Genel Başkanları tarafından atanan milletvekilleri de doğal olarak sadece Genel Başkanlarına hesap verme anlayışı içine giriyorlar. Parti örgütleri ve partililerle bir ilişkileri kalmıyor. Elbette, bu sözlerimiz tüm milletvekillerini kapsamıyor. Milletvekilliğinin hakkını verenleri ayrı tutuyoruz. Yapılması gereken ilk işlerden birisi Siyasi Partiler Yasası’nı değiştirerek, milletvekillerinin ve yerel yönetimlerdeki diğer adayların genel merkez tarafından belirlenmesine sınırlama getirmektir. İkinci olarak da, seçim barajı makul bir düzeye çekilmeli ve seçimlerde siyasi partilerin ittifak yapmalarına olanak sağlanmalıdır.
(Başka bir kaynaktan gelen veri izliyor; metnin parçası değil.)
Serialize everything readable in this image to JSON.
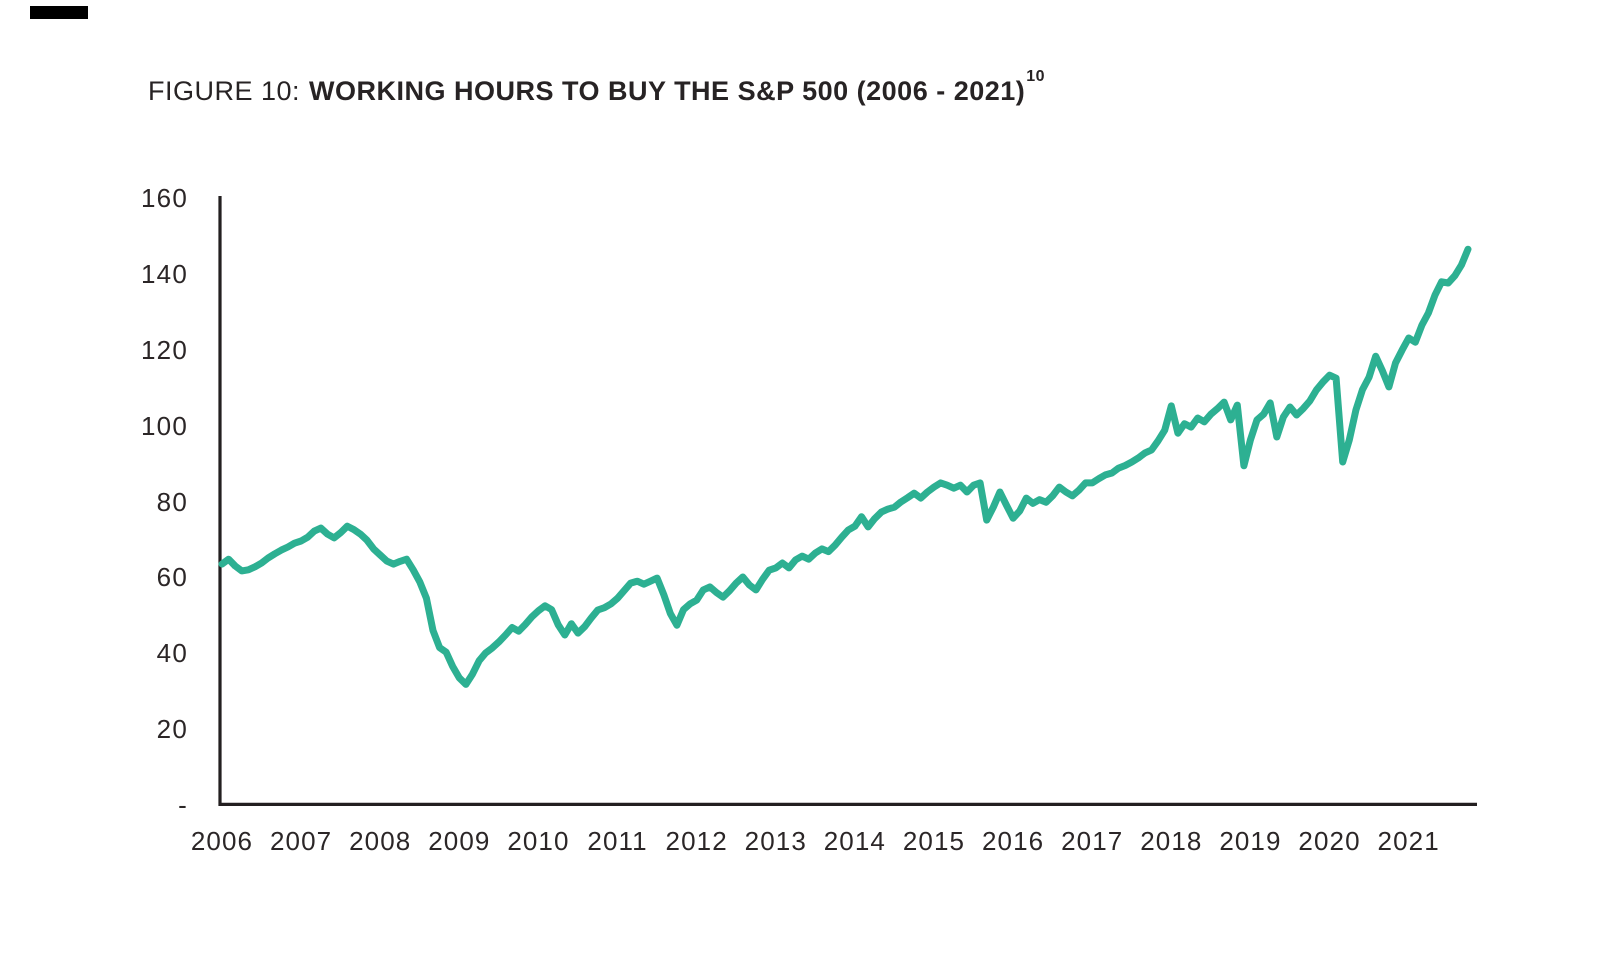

Bunlarla birlikte milletvekili dokunulmazlıkları sınırlandırılmalıdır. Bu koşullarda oluşmayan bir parlamentodan, demokratik hakların tüm kurum ve kuralları ile uygulanmasını, düşünce ve ifade özgürlüğünün genişletilmesini ve hukukun üstünlüğünü beklemek hayalden öteye geçemez.
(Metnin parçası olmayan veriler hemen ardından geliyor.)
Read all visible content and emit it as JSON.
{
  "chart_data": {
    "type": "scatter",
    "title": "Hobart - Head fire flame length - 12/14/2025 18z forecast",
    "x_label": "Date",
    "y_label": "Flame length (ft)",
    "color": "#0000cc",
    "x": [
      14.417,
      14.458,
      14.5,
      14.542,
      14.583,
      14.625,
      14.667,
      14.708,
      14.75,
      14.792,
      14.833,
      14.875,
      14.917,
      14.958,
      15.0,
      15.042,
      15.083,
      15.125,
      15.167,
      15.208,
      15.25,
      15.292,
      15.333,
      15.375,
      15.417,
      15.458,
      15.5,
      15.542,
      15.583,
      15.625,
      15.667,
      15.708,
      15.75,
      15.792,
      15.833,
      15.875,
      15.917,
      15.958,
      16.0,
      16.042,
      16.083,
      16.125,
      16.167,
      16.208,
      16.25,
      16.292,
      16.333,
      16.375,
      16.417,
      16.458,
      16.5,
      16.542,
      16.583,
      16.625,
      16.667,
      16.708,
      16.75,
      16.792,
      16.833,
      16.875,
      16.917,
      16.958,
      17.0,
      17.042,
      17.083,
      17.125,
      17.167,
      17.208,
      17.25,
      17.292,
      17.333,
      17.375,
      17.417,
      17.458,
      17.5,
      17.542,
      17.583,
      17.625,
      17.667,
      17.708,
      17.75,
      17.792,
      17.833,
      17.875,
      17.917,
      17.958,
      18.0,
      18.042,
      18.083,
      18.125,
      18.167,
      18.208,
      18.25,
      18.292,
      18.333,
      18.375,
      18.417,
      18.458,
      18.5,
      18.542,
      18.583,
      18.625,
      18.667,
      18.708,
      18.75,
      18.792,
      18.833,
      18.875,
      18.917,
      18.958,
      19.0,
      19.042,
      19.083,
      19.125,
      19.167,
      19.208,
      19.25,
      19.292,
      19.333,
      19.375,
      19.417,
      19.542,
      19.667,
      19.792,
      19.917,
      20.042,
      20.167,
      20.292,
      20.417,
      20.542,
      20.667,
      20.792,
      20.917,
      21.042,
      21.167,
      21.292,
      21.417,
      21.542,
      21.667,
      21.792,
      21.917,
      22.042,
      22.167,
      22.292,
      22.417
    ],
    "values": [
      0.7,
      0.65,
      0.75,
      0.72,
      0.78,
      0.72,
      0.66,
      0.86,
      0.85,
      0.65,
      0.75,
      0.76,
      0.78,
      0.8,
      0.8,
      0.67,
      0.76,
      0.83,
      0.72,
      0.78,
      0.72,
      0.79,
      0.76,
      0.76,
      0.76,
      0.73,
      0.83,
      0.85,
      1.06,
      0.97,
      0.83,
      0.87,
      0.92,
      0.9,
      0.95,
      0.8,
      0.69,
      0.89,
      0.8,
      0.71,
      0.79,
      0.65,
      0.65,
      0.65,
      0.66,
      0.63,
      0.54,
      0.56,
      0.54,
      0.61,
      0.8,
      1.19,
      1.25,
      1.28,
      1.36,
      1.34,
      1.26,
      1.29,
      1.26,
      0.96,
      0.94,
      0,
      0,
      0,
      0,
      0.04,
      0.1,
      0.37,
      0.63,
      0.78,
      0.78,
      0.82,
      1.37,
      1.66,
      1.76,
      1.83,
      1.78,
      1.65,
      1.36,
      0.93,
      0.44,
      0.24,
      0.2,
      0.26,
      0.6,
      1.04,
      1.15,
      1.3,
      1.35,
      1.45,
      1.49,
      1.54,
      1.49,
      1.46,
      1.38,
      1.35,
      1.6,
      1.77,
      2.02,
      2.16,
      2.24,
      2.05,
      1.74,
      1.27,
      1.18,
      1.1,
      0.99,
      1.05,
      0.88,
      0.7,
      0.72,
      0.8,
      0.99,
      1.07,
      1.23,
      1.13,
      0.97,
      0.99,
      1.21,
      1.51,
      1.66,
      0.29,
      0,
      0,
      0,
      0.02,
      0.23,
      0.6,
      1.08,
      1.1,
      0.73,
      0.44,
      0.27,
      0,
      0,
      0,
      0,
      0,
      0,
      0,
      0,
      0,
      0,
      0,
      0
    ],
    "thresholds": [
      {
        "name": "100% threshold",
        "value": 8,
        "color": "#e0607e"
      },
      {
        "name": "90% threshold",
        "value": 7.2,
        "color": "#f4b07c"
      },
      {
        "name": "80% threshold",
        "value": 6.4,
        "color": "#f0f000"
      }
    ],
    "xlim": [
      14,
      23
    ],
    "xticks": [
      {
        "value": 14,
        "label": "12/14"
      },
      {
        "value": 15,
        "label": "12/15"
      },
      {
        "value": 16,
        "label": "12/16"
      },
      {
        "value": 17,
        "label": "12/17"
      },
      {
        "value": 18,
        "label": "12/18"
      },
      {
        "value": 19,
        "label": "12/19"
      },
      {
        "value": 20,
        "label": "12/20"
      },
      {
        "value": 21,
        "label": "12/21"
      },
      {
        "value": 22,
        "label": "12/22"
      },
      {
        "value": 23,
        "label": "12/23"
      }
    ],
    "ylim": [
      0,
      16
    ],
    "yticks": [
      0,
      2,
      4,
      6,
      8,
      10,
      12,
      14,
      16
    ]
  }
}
Devlet halk için, halkın güvenliği ve refahı için vardır. Devlet organlarının gücünü kendi siyasi ve ekonomik çıkarları için tehdit ve şantaj aracı olarak kullanmaya çalışmak topluma yapılacak en büyük kötülüktür. Türkiye halkı çok kolay bir şekilde yönlendirilmekte ve kandırılabilmektedir. Belki de bize öyle geliyor. Çıkar ilişkileri için öyle görünüyor da olabilirler. Bizler, demokratik açılım, alevi açılımı, kürt açılımı, sanatçı açılımı, ekonomik açılım veya Anayasa açılımı dedikçe işler daha çok karışıyor ve içinden çıkılmaz bir hal alıyor.
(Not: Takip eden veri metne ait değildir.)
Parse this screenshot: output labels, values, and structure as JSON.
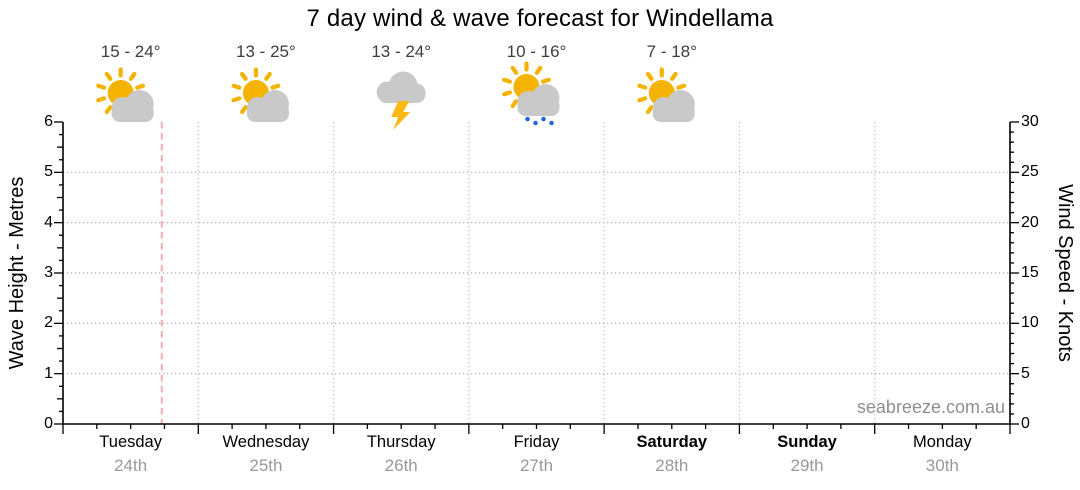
{
  "watermark": "seabreeze.com.au",
  "chart_data": {
    "type": "line",
    "title": "7 day wind & wave forecast for Windellama",
    "series": [],
    "y_left": {
      "label": "Wave Height - Metres",
      "min": 0,
      "max": 6,
      "major_step": 1,
      "minor_step": 0.25,
      "ticks": [
        "0",
        "1",
        "2",
        "3",
        "4",
        "5",
        "6"
      ],
      "gridlines": [
        1,
        2,
        3,
        4,
        5
      ]
    },
    "y_right": {
      "label": "Wind Speed - Knots",
      "min": 0,
      "max": 30,
      "major_step": 5,
      "minor_step": 1,
      "ticks": [
        "0",
        "5",
        "10",
        "15",
        "20",
        "25",
        "30"
      ],
      "gridlines": [
        5,
        10,
        15,
        20,
        25
      ]
    },
    "x_axis": {
      "minor_ticks_per_day": 4,
      "day_boundary_gridlines": true
    },
    "days": [
      {
        "name": "Tuesday",
        "date": "24th",
        "weekend": false,
        "temp": "15 - 24°",
        "icon": "sun-cloud-icon"
      },
      {
        "name": "Wednesday",
        "date": "25th",
        "weekend": false,
        "temp": "13 - 25°",
        "icon": "sun-cloud-icon"
      },
      {
        "name": "Thursday",
        "date": "26th",
        "weekend": false,
        "temp": "13 - 24°",
        "icon": "storm-icon"
      },
      {
        "name": "Friday",
        "date": "27th",
        "weekend": false,
        "temp": "10 - 16°",
        "icon": "sun-cloud-showers-icon"
      },
      {
        "name": "Saturday",
        "date": "28th",
        "weekend": true,
        "temp": "7 - 18°",
        "icon": "sun-cloud-icon"
      },
      {
        "name": "Sunday",
        "date": "29th",
        "weekend": true,
        "temp": null,
        "icon": null
      },
      {
        "name": "Monday",
        "date": "30th",
        "weekend": false,
        "temp": null,
        "icon": null
      }
    ],
    "current_time_marker": {
      "day_index": 0,
      "day_fraction": 0.73
    }
  },
  "colors": {
    "axis": "#000000",
    "grid_dotted": "#ABABAB",
    "day_boundary": "#BDBDBD",
    "current_time_line": "#F2A6A6",
    "sun": "#F5B301",
    "cloud": "#C9C9C9",
    "lightning": "#FDB913",
    "rain_drops": "#2566D9",
    "day_label": "#000000",
    "date_label": "#999999",
    "temp_label": "#3D3D3D",
    "watermark": "#8F8F8F"
  }
}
Her zaman olduğu gibi yine işin esasını kaçırıyoruz. İnsan haklarına saygı olmadan, düşünce ve ifade özgürlüğü gerçek anlamında ortaya konulmadan, gelir dağılımında adaletsizlik düzeltilmeden ve yargı, siyasetin etkisinden arındırılmadan boşuna kürek çektiğimizi ne zaman anlayacağız.